The company, which aims to build a one-stop marketplace for advanced advertising, said it reached agreements to sell national addressable TV advertising inventory for Altice USA and Frontier Communications. Xandr will also collaborate with a4, Altice USA’s advanced advertising business to help expand a4’s addressable digital advertising capabilities.
AT&T unveiled Xandr at a Relevance Conference held by AT&T in Santa Barbara aimed at discussing ways to stop people from hating advertising. The conference was attended by top people in the agency business, clients and media companies.
Since acquiring Time Warner, AT&T CEO Randall Stephenson has been billing AT&T as a new kind of media company, with content, distribution and advertising units, AT&T.net and the recently acquired AppNexus, the digital at platform that will be building a platform for TV ad sales.
“Xandr is a name that draws inspiration from AT&T’s rich history, including its founder Alexander Graham Bell, while imagining how to innovate and solve new challenges for the future of advertising,” said Xandr CEO Brian Lesser. “Our purpose is to Make Advertising Matter and to connect people with the brands and content they care about.”
Lesser said that Xandr was in a unique position to create more relevant and engaging forms of advertising for consumers, media companies and advertisers because it controls content, distribution, data and technology.
It will be rolling out an ad format that enables a viewer to stop content and interact with an integrated ad by speaking into a voice remote or Alexa-type speaker. Without all four components attempts at creating new advertising formats are likely to fail .

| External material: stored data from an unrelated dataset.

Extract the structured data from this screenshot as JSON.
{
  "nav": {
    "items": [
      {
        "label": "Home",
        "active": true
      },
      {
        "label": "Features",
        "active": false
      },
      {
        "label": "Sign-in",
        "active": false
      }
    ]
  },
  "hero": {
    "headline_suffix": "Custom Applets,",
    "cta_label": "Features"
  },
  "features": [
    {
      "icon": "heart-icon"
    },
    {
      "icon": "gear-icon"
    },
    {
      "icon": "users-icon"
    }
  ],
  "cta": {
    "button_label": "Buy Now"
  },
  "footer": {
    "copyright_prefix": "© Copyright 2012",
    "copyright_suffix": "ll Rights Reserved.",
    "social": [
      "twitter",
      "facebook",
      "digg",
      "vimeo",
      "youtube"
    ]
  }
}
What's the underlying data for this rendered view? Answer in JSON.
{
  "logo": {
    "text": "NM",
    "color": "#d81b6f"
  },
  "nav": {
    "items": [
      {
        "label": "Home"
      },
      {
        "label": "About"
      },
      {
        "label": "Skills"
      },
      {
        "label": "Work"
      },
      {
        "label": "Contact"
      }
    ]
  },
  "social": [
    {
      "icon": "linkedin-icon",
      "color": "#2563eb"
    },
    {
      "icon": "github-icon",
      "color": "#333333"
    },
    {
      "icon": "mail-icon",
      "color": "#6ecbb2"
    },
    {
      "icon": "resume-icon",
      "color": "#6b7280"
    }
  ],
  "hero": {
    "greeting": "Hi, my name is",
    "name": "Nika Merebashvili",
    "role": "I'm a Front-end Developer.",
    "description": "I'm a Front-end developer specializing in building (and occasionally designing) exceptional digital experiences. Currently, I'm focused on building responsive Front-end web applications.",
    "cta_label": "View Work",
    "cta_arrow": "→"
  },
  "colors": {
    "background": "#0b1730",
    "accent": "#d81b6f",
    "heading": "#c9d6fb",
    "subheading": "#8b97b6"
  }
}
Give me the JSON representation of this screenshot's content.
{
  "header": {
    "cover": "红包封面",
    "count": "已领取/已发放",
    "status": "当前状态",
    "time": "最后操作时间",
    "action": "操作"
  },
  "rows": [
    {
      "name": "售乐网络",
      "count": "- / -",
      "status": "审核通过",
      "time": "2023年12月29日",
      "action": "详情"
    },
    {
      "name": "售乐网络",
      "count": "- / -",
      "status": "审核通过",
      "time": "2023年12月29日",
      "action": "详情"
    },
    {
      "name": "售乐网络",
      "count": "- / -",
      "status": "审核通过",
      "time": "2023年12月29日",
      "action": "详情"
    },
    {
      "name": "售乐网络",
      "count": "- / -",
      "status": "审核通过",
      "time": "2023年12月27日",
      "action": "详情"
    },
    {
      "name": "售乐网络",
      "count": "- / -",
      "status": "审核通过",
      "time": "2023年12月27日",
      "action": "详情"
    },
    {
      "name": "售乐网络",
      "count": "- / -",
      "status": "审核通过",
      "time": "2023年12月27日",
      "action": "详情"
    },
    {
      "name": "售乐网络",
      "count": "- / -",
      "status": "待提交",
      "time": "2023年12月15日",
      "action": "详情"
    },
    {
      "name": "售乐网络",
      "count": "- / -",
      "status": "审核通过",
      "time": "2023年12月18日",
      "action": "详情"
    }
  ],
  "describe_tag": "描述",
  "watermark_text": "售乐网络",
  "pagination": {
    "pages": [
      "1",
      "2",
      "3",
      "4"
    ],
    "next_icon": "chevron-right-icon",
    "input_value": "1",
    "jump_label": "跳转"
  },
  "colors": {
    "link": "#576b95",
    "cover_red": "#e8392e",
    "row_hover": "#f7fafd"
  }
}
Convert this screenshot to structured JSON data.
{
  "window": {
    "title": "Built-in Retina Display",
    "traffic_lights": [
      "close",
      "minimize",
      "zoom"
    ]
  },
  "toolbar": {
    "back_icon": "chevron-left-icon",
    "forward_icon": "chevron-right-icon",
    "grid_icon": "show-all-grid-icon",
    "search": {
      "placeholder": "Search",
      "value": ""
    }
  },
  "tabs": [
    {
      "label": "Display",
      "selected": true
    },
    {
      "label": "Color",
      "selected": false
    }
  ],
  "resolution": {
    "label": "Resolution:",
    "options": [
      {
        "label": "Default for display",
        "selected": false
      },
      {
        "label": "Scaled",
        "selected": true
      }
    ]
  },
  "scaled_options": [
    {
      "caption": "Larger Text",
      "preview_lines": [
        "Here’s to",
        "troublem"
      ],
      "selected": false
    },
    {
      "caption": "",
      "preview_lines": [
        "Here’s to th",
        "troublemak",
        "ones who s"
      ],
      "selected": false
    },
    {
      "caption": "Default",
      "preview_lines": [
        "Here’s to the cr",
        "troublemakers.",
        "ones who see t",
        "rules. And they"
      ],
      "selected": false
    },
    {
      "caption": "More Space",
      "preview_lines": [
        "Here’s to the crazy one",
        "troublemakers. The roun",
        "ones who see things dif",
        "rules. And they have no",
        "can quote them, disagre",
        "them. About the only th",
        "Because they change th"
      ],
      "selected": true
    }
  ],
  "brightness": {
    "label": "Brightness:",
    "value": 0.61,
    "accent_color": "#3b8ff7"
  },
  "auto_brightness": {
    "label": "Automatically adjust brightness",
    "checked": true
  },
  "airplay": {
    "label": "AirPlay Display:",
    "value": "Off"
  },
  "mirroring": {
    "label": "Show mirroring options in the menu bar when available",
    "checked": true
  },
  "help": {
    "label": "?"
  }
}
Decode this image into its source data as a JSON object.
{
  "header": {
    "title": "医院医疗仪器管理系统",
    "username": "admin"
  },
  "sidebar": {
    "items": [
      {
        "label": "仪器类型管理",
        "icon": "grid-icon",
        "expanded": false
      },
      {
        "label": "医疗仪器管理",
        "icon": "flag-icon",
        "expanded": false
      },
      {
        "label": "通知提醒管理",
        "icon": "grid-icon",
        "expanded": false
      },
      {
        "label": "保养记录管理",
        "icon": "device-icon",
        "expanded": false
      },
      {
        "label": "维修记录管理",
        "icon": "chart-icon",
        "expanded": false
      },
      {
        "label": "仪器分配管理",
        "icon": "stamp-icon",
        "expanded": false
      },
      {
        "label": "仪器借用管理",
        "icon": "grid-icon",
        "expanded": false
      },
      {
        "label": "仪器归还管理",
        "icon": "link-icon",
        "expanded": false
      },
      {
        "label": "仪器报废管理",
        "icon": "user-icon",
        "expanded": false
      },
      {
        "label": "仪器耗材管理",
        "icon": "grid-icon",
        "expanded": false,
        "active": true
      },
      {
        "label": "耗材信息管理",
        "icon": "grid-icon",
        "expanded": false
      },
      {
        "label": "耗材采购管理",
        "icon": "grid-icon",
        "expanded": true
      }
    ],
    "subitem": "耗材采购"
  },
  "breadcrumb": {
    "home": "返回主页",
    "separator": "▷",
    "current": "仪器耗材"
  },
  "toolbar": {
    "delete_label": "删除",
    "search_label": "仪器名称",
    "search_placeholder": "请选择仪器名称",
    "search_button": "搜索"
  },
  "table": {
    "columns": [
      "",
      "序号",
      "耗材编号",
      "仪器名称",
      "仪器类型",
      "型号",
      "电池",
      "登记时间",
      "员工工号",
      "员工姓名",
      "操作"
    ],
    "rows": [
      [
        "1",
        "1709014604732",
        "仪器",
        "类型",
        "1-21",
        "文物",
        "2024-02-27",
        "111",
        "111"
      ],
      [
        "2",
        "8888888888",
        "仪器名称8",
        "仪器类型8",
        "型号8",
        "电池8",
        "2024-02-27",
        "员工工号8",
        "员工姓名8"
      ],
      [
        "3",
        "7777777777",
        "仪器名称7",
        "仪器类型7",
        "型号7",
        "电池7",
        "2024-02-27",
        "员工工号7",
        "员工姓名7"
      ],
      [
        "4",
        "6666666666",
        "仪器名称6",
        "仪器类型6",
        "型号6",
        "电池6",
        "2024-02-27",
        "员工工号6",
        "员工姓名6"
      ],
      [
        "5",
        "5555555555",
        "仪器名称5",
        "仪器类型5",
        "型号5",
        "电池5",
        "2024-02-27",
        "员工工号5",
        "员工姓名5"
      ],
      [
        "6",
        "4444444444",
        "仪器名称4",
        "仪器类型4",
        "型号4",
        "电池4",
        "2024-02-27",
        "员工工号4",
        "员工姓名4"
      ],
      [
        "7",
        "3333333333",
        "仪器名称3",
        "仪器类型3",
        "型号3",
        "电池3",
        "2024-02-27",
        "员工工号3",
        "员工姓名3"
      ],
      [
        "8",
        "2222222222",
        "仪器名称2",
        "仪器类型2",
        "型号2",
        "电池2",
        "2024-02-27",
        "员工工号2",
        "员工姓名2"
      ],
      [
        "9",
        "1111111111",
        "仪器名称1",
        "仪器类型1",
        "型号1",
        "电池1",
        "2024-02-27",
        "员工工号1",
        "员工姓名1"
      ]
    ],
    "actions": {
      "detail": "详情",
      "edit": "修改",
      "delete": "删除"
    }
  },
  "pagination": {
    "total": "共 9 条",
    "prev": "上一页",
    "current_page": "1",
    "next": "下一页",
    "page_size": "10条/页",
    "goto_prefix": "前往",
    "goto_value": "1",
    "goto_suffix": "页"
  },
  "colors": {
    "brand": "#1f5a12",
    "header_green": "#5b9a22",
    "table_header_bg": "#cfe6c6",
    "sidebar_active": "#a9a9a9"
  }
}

Lesser noted that consumers used to accept a trade-off that they would get content for free on TV in exchange for having to watch a few ads. That compact has been disrupted by VCRs, DVRs and now streaming services like Netflix.
“We need advertising to pay for the content,” Lesser said. “Subscriptions can’t possibly pay for the content that’s being developed now.”
At the conference Xandr released the findings of two surveys as part of its Xandr Relevancy Report.
A survey of consumer found that 66% of consumers wish advertisement were more relevant to their interests and lifestyle, while 57% said ads were not relevant to them. Despite that 82% said they understand that ads need to exist.
The survey found that 64% of those surveyed believe advertiser enables independent voices to be heard on the internet and 70% like when ad go beyond just selling a product.
Of the ads they’ve seen in their lifetime, consumers said 22% had a positive impact on them personally.
Xandr also surveyed people in the industry and found that 65% of agencies and marketers believe the current fragmented media landscape requires a new marketing structure that places more focus on the audience than the content. Only 19% of agencies and marketers said they were extremely satisfied with the implementation and execution of their media strategies.
The survey found that 38% of marketers said their company was ahead of the curve versus 62% who said they were either followers, hesitant or laggards.
The industry people surveyed thought technology could be a solution to the problems of advertising, with 76% of agencies and marketers saying they believe that media providers/platforms that offer advanced targeting techniques, delivering the right ad to the right consumer, are key in creating a better user ad experience.
The survey found that 71% of agencies and marketers believe of agencies and marketers believe that using advanced targeting techniques would improve advertising return on advertising spending and return on investment.
56% of agencies and marketers believe more advanced targeting solutions will drive optimal campaign delivery and 53% said consumers are okay with companies using their digital footprint in exchange for services.